Shaler, for plaintiff in error, cited 1 Rawle 408; 1 Dessaus. 289. Forward, for defendant in error.

[Haines v. O'Conner.]

The opinion of the court was delivered by

ROGERS, J.-If the case of Browne v. Dysinger, 1 Rawle 408, has been understood to have ruled, "that if I proclaim that I hold my house for B, on terms of conveying to him when he shall reimburse me what I have paid, it is a trust which will be enforced;" it arises from a misapprehension of what was intended to be decided. A contrary doctrine is taught in Kepler v. Kepler, 2 Watts 327, and in the recent case of Robertson v. Robertson, 9 Watts 42. In the latter case it is ruled, that although in all cases of fraud, and where the transaction in relation to the purchase of land has been carried on mala fide, there is a resulting trust by operation of law, yet unless there is something in the transaction more than is implied from the mere violation of a parol agreement, equity will not decree the purchaser to be a trustee. A purchaser at a sheriff's sale, who has paid the money, can only be held a trustee ex malaficio, on the ground of fraud; and where he is guilty of fraud, he is a trustee for the creditors, and for the debtor also, unless the debtor be particeps criminis. But without the ingredient of fraud, as in the case of private sales, he may avail himself of the protection of the statute of frauds. There is nothing in the charge which contravenes these principles. The law is well stated, and the case has been properly left to the jury, under all the facts, with a proper direction; there is nothing, therefore, of which the plaintiff in error can complain.

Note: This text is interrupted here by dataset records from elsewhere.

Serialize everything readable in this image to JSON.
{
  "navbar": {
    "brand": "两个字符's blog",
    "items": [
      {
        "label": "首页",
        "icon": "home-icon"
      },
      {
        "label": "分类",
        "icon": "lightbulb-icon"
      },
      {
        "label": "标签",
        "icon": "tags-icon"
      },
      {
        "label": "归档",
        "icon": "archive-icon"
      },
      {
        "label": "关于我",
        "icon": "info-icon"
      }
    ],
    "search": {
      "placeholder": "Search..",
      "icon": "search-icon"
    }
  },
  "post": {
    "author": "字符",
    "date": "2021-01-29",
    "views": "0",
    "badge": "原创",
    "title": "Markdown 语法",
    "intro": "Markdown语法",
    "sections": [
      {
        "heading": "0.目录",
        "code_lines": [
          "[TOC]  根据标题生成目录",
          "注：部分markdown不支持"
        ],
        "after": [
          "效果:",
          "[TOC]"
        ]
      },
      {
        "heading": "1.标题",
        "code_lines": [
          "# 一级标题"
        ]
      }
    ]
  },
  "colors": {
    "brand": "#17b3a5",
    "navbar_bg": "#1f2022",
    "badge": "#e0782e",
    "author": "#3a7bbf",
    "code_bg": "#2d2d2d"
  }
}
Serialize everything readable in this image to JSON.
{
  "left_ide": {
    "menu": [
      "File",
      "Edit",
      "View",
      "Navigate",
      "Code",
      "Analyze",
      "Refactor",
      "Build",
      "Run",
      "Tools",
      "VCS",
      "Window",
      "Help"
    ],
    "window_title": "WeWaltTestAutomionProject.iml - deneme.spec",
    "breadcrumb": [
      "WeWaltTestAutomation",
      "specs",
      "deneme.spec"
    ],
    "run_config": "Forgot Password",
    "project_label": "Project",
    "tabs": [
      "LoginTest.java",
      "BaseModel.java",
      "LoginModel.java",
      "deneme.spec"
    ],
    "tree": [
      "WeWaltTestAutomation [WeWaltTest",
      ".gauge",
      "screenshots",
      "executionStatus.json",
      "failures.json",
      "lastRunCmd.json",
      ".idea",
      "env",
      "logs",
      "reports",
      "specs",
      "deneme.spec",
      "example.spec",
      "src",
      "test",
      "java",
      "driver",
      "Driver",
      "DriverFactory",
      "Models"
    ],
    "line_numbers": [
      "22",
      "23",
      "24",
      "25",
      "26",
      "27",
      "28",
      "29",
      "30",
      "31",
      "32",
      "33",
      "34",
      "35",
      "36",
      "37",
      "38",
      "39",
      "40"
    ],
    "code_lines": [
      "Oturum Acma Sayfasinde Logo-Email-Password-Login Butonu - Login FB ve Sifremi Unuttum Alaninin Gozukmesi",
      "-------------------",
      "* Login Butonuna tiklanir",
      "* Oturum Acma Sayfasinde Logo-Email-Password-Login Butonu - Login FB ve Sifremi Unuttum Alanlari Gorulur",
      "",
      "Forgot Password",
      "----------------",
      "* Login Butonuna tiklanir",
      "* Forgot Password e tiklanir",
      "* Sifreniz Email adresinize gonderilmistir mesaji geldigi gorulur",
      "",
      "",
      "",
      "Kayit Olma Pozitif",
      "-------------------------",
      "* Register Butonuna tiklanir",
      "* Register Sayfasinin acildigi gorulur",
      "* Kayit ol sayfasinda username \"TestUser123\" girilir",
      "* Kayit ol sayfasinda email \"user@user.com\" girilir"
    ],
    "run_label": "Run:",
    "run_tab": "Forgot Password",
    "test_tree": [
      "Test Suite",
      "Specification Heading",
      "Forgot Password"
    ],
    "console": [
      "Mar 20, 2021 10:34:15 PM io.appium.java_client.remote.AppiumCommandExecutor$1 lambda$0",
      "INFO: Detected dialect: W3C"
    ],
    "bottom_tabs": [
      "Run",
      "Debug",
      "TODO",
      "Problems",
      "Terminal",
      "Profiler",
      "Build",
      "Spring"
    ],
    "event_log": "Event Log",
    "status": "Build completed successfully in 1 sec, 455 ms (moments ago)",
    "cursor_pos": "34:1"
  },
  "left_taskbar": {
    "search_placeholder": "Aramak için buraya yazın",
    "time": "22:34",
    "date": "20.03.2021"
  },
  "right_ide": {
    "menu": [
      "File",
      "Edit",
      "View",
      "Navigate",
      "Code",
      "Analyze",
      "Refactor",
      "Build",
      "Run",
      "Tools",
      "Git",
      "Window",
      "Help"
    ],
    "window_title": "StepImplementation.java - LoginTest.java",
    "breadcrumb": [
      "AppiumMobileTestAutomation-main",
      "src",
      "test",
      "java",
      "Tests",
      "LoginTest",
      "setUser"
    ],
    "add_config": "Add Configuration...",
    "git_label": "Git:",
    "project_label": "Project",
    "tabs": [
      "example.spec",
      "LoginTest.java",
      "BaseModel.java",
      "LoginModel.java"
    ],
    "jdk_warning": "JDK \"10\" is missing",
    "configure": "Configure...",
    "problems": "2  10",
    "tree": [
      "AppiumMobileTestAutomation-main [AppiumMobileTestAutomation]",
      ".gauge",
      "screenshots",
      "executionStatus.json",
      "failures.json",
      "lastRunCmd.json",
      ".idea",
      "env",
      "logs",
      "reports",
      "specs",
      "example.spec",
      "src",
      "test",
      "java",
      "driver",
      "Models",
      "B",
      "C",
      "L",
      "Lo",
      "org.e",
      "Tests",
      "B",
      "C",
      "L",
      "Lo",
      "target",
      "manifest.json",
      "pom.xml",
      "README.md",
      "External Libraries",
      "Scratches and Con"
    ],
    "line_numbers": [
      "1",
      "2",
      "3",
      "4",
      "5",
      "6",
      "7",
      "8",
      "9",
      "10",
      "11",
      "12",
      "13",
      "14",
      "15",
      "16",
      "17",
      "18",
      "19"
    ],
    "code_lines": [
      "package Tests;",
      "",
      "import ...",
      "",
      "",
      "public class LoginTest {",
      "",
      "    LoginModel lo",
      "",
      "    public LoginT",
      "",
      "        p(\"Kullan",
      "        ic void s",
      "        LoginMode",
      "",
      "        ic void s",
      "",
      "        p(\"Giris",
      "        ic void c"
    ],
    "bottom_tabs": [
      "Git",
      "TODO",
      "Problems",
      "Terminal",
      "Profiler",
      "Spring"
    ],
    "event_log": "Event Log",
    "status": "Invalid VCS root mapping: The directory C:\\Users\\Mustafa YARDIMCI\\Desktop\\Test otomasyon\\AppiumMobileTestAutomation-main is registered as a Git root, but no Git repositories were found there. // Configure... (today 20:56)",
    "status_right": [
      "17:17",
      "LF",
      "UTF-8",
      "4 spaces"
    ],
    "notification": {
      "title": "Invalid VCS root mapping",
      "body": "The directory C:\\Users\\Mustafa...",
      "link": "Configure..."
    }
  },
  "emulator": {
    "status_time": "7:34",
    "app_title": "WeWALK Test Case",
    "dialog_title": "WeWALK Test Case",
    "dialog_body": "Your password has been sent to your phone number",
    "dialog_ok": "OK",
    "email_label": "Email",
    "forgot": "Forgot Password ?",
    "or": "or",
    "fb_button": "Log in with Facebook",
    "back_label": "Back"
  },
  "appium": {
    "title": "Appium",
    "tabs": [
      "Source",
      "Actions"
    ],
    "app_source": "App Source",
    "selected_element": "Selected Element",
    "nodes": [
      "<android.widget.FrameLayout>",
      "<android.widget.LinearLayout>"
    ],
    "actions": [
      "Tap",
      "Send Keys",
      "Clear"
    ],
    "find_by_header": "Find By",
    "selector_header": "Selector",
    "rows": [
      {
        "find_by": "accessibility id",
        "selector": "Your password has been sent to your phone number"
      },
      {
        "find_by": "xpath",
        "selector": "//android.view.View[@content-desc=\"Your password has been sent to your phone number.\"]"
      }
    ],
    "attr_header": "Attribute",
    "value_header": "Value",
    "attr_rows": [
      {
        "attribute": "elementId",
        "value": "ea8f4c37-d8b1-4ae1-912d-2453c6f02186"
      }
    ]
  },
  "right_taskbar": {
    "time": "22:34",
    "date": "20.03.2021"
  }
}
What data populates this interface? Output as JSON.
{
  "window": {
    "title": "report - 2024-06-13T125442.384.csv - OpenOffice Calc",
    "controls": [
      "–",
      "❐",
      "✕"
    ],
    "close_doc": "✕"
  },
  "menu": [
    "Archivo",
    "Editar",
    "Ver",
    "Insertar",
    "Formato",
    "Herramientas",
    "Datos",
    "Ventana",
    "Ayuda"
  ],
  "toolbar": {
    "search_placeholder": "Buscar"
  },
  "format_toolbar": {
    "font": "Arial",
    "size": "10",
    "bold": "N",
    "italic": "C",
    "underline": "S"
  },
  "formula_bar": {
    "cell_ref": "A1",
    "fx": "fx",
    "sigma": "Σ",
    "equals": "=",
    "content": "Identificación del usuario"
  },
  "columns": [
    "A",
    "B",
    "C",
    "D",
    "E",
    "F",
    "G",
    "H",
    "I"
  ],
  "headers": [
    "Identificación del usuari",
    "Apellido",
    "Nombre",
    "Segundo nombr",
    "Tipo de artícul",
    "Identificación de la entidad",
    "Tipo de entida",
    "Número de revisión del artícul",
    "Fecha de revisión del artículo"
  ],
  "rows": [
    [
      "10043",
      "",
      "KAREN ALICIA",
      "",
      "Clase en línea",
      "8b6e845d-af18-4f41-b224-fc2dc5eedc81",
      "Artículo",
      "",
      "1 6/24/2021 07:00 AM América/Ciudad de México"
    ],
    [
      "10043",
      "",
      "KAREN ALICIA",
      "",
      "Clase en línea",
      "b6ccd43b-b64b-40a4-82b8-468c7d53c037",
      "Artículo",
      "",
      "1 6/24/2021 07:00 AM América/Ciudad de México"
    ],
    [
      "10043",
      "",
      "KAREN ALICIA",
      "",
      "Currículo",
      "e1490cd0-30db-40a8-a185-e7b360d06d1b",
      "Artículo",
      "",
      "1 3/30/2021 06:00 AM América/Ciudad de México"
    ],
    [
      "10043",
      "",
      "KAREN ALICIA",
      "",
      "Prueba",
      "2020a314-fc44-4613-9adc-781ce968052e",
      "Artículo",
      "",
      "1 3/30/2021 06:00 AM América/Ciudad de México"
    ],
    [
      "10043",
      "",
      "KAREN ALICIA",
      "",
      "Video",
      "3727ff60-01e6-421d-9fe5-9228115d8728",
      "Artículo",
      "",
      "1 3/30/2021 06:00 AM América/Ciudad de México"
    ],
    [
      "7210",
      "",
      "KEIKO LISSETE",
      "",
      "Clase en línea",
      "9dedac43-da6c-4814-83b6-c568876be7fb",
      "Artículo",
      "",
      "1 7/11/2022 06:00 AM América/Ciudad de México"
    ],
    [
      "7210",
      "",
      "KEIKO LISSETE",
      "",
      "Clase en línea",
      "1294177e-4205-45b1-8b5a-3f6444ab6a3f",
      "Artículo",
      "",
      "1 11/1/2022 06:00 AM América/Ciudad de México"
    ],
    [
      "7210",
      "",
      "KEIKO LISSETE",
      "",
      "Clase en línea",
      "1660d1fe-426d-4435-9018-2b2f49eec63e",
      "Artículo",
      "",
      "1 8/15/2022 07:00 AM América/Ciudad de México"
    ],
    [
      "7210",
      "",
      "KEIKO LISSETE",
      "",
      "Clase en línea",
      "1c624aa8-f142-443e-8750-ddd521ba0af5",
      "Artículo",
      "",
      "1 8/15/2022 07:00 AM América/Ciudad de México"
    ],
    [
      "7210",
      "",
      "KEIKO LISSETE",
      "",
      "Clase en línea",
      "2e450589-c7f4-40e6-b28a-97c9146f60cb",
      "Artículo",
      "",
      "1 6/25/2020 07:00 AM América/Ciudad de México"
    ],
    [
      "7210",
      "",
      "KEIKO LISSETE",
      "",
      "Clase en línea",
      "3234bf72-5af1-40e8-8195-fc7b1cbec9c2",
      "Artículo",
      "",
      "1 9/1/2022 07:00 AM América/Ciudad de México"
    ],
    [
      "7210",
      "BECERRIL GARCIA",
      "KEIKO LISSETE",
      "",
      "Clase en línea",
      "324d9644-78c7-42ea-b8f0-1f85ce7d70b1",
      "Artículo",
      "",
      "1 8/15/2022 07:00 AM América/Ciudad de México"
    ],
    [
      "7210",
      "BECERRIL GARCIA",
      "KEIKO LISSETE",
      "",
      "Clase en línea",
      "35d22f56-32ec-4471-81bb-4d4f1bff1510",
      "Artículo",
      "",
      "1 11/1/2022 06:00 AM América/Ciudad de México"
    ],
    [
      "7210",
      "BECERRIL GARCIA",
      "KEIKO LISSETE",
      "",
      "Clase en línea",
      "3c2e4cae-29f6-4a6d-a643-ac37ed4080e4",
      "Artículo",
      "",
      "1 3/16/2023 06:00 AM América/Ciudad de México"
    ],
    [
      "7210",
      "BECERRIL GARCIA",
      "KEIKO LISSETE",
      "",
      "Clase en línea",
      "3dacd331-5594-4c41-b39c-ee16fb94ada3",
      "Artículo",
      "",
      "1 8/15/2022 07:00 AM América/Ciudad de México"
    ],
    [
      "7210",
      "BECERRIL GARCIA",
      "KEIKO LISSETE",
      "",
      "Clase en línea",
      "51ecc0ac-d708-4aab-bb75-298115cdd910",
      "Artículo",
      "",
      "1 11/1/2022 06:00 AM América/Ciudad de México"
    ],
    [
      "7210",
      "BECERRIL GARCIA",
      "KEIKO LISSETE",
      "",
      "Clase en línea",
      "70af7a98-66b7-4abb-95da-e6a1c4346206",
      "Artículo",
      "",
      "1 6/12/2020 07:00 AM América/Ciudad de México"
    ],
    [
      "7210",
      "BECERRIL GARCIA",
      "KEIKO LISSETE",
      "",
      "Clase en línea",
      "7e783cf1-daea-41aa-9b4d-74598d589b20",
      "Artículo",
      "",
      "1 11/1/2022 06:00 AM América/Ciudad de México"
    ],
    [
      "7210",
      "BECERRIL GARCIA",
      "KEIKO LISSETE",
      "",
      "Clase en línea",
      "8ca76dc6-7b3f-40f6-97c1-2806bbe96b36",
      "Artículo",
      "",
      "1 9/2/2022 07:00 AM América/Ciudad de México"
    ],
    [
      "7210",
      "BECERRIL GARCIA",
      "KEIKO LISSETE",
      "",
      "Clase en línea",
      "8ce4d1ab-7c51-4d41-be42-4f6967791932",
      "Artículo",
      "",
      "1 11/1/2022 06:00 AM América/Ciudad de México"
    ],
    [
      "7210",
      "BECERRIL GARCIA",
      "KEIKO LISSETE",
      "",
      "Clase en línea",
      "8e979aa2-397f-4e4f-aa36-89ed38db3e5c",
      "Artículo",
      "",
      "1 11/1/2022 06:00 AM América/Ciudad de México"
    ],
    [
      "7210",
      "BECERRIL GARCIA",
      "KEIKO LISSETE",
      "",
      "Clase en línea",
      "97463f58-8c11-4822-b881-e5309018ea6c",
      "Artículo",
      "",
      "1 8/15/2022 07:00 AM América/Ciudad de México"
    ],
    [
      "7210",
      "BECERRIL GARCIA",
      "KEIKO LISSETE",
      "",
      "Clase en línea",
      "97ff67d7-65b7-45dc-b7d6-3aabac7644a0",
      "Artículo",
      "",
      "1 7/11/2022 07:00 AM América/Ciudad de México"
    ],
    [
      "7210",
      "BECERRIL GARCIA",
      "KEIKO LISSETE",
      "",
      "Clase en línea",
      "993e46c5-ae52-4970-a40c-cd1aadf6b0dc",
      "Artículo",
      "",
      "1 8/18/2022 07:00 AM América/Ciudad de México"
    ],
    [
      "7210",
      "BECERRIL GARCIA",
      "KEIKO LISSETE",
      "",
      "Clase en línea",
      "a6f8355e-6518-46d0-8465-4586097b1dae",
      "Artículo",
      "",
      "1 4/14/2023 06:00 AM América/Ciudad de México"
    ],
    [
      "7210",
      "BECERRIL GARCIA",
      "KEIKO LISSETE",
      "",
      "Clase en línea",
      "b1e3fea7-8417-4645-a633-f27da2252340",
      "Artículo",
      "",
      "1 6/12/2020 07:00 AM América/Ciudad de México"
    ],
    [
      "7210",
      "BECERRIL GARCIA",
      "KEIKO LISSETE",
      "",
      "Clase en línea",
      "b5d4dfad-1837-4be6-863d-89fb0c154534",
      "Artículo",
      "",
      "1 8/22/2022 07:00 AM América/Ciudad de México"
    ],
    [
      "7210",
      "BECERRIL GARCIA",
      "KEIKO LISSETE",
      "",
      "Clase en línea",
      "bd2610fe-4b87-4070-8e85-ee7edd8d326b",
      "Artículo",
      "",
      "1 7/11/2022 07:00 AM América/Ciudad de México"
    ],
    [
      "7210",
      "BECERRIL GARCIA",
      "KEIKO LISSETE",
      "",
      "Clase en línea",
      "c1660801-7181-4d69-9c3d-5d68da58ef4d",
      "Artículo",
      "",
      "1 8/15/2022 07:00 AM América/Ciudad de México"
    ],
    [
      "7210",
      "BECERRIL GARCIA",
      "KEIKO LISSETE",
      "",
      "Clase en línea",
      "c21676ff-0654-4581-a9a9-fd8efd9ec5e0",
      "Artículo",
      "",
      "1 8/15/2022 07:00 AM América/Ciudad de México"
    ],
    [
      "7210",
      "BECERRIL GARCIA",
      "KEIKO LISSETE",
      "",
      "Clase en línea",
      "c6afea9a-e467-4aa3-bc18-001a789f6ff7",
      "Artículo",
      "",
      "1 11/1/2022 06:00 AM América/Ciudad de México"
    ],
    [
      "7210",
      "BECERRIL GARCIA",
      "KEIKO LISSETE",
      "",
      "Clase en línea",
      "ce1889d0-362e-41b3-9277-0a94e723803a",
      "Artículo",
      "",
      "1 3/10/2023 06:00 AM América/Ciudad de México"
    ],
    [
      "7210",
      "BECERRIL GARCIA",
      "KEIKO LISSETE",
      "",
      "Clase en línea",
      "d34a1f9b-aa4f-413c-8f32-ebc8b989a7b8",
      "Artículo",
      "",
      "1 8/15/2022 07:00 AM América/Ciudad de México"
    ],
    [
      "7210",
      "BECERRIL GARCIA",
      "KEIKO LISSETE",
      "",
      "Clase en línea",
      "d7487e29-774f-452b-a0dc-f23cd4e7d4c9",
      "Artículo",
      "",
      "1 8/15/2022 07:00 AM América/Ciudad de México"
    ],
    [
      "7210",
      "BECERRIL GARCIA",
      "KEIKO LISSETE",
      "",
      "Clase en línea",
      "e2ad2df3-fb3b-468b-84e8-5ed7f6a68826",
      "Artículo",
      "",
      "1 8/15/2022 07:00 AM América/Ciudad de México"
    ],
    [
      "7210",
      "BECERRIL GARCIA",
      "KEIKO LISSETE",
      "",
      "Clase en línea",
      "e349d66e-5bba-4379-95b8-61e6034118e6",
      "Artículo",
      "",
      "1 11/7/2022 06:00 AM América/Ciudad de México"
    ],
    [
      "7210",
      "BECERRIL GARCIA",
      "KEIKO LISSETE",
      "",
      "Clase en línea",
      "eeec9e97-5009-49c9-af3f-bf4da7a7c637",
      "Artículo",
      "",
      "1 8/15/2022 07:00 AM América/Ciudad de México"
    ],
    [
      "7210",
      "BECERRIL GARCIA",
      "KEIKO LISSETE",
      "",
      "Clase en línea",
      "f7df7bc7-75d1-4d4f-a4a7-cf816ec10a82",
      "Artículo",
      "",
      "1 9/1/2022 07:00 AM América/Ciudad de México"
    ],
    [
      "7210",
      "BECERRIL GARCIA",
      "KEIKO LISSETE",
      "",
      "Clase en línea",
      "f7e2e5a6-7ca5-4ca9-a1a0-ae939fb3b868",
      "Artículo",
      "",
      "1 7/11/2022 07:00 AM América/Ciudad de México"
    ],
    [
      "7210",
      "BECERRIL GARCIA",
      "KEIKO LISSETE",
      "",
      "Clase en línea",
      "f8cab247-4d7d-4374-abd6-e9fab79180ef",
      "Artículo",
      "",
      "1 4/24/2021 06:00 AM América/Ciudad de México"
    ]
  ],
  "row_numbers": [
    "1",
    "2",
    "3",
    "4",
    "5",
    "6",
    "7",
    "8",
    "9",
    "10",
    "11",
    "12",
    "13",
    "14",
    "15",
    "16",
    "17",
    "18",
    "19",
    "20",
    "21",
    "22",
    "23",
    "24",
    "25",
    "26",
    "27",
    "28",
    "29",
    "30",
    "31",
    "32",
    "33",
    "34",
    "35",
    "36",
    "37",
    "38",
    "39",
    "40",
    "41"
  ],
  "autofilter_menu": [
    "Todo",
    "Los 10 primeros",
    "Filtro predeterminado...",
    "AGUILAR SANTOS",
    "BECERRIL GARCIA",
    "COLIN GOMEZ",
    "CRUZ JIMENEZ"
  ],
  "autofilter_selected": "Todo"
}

We must be careful to avoid unsettling titles to real estate, upon parol proof of bargains made a long time since, particularly where the property has greatly increased in value, or where it has passed into other hands. If the court should yield to such claims, it is impossible to foresee where the mischief will end, from the ease with which such testimony can be procured, tempted as they will be by the chances of receiving large estates, on proof of such agreements. If a parol contract for the conveyance of land has been violated, the party has his remedy by action, when he will recover the damages he has actually sustained.

Judgment affirmed.

Chew against Morton.

The board of property have no power to vacate a patent once granted. A division line, although made by mistake, can not be altered after thirty years' acquiescence by the parties.

ERROR to the common pleas of Beaver county.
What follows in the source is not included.